Tuesday, November 17, 2009

Committing to Write

Over the last two years, I have been compelled to write for a reason I could have never imagined. My son became ill with a brain cancer and the ensuing days, weeks and months were filled with unusual and life-altering events. These required communication to various points around the country while trying to salvage what remaining energy my wife and I had for our family.

The by products of this habit were plentiful, if not unexpected. I spilled my emotions onto the keyboard and in lieu of talking about our plight with strangers, I wrote for anyone who would read it. It drew in a support group of people from all over. Those that knew us personally passed the information on to those that didn't and before long, we had a long list comprising a support community.

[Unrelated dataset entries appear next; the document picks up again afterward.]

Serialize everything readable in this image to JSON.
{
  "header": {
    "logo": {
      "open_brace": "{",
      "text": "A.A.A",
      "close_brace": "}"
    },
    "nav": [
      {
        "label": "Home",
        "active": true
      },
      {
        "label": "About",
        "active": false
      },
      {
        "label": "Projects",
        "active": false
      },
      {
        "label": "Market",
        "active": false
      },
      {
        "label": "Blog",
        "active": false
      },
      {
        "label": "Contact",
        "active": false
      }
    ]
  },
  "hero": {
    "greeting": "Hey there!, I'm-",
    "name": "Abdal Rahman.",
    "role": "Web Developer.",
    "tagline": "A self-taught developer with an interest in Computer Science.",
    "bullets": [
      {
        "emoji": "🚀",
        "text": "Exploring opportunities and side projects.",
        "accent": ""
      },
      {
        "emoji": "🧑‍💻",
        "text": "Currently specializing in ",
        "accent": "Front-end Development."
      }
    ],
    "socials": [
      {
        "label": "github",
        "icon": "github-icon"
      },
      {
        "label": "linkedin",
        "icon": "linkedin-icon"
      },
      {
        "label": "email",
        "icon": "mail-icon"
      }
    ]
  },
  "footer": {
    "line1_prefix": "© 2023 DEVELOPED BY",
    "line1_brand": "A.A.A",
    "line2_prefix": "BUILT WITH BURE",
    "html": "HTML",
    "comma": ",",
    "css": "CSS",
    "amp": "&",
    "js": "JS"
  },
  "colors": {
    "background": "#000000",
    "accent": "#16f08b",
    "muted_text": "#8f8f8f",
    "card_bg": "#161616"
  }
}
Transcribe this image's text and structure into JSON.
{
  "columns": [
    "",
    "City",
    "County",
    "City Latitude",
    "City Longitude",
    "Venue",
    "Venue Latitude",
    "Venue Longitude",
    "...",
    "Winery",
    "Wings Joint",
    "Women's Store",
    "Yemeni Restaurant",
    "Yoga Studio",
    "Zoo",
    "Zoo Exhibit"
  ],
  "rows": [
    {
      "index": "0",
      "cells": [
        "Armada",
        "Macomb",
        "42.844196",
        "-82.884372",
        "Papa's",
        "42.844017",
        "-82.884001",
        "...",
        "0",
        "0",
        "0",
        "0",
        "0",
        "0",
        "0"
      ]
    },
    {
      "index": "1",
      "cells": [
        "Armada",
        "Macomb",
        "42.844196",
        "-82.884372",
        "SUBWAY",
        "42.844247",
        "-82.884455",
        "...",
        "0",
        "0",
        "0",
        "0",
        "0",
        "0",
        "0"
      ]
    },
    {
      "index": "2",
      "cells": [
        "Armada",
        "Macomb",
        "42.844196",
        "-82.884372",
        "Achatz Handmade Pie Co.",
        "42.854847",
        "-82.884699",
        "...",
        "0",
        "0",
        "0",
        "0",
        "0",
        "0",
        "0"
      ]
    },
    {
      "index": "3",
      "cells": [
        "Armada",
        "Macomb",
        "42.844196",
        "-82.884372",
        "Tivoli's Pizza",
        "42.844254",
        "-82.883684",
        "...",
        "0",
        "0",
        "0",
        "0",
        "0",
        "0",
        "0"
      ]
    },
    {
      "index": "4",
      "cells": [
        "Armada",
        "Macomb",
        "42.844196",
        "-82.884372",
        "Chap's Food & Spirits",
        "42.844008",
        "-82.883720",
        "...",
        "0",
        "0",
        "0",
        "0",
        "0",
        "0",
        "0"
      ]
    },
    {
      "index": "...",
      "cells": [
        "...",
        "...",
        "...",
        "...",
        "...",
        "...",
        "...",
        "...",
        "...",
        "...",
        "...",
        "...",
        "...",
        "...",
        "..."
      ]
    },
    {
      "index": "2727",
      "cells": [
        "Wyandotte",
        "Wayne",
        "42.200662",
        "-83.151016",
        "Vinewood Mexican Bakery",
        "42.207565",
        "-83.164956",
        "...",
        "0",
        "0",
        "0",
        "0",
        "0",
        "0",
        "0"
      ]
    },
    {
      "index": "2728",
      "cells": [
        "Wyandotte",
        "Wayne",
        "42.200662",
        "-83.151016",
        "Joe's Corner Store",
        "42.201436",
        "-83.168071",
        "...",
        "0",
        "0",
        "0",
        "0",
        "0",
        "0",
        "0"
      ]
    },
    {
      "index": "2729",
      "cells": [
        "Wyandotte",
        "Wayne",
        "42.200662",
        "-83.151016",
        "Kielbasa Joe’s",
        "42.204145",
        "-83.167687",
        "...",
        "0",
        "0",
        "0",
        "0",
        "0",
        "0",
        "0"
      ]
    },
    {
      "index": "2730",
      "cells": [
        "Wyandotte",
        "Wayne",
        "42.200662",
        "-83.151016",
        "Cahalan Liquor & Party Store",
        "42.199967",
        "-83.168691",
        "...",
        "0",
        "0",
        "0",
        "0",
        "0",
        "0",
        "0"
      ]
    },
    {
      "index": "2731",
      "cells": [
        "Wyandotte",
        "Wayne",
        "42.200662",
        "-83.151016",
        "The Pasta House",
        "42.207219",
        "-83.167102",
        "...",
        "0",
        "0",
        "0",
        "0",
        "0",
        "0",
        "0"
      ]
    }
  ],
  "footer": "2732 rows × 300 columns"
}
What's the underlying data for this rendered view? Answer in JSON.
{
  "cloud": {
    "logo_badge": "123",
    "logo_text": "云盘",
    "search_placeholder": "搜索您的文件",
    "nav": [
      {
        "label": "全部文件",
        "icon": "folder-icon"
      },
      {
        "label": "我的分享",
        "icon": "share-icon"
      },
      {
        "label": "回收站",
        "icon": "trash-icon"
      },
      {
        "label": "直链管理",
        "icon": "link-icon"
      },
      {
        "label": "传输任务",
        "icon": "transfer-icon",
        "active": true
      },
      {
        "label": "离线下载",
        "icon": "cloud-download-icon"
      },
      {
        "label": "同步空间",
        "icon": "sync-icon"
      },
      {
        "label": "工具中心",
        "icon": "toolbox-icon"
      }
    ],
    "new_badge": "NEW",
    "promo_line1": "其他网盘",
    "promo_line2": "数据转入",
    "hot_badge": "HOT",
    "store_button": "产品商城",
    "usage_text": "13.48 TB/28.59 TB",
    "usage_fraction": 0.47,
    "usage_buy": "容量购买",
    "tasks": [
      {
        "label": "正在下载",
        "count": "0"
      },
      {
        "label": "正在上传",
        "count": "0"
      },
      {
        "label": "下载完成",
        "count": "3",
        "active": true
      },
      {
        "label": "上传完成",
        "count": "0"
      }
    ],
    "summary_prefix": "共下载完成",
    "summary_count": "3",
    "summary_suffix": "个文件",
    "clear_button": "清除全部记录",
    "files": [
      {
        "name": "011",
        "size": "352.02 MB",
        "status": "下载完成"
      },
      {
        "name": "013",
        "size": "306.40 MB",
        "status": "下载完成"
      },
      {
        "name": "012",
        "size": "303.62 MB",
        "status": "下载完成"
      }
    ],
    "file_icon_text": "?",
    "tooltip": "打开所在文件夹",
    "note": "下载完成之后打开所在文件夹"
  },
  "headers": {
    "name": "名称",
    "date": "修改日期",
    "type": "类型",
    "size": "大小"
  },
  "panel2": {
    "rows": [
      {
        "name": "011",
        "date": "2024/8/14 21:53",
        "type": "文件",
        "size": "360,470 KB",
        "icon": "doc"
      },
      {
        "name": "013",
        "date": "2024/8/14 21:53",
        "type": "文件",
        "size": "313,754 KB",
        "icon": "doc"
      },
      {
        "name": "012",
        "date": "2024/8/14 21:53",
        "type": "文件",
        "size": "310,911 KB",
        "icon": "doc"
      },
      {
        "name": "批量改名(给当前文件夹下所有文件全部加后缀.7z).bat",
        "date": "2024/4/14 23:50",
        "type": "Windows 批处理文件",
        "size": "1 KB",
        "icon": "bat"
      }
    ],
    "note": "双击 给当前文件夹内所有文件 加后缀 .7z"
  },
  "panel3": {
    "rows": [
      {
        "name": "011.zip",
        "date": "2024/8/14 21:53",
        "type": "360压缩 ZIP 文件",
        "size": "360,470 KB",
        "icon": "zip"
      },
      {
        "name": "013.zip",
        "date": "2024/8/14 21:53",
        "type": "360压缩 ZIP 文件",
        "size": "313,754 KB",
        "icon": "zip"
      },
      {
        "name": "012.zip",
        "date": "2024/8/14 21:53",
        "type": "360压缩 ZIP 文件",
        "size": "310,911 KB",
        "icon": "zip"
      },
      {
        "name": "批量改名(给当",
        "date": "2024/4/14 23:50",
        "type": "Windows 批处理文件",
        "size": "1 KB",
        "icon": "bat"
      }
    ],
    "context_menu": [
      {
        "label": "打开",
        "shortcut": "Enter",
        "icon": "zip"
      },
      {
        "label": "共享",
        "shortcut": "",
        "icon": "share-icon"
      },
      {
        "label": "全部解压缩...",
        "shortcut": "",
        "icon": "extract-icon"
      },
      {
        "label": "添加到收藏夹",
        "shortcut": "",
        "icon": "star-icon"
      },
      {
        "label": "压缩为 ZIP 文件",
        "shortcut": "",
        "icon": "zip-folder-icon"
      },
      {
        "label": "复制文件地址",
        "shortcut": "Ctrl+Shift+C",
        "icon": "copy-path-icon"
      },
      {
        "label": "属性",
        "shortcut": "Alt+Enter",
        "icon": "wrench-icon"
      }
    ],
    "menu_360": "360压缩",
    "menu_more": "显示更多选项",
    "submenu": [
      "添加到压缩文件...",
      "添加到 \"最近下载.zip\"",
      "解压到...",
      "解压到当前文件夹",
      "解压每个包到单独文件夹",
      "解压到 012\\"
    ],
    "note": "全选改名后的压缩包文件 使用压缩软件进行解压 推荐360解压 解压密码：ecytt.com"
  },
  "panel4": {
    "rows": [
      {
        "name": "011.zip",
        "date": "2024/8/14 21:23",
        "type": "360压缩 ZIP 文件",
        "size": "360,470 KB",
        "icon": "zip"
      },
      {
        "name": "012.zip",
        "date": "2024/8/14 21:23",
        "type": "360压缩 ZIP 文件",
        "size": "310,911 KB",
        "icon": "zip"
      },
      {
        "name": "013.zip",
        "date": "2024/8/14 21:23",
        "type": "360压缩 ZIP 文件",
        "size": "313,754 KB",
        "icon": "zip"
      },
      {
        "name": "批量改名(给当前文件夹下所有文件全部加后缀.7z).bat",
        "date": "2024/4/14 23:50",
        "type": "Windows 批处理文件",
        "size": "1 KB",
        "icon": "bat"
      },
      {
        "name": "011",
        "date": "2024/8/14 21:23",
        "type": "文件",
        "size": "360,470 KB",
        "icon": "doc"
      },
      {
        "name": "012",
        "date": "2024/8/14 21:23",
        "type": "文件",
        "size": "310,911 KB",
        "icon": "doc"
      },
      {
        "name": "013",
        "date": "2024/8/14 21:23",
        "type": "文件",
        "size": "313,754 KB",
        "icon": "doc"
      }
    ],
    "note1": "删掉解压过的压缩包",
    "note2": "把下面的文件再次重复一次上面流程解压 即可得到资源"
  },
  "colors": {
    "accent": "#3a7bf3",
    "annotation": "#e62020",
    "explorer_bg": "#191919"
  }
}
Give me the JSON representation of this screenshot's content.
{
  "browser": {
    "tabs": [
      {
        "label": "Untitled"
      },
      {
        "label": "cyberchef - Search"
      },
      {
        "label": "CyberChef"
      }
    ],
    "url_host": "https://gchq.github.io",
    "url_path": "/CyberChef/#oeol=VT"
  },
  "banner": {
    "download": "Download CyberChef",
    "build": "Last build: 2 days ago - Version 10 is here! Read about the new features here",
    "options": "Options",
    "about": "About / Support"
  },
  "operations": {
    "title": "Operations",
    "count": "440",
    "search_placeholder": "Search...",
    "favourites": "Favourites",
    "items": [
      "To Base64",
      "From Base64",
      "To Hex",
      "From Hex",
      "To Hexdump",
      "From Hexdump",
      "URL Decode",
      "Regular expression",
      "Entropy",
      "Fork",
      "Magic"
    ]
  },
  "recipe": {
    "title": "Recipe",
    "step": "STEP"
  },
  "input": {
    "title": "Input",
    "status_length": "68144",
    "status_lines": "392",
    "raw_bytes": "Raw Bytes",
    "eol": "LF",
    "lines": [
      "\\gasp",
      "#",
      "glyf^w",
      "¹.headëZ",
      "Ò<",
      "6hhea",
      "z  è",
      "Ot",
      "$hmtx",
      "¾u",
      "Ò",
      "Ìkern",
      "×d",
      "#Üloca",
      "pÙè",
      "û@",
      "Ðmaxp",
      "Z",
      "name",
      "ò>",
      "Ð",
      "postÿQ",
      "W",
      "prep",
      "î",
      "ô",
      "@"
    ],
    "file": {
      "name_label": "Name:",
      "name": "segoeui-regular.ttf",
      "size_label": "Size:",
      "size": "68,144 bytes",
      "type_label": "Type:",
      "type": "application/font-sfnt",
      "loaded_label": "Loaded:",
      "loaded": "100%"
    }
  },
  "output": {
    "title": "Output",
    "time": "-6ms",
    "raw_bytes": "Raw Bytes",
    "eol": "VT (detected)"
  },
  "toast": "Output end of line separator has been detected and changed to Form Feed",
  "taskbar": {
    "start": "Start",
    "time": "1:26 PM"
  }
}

While the most outwardly tangible effect, it was hardly the most pronounced. I knew that regardless of the outcome we faced with my son's cancer that the record I was creating would serve as an archive for his sisters and our extended family, not to mention posterity. Then there were the psychological effects of writing.

Forcing my emotions into structure on a regular basis allowed my subconscious to quiet down and imbued me with peace for a time. When I felt emotionally bound up again, I would return to the computer and hammer out what was on my mind. It became therapy.

Our experiences lately have been horrifically and uniformly uninteresting. Days are similar in a way that will never change. We cannot reverse the outcome that we've lived through. We lost our son almost 9 months ago. Daily we awake and are struck over and over with that reality. Our daughters age, our nieces and nephews grow, the seasons change. But he will always be gone. It's sad. Devastating. Worthy of being mourned over and over. But it's also very circular. I come back to the same realities time and again. Having a mind that perseverates on issues until a solution is found leaves me mulling this reality like a tongue probing the empty socket of a pulled tooth.

So I have decided to write. I'm not sure about what all the time. But I know its been a helpful habit in the past and I'm searching for a bit of something to lighten the burden of our reality. It seems that in the absence of a solution, discovering ways to cope is our only alternative.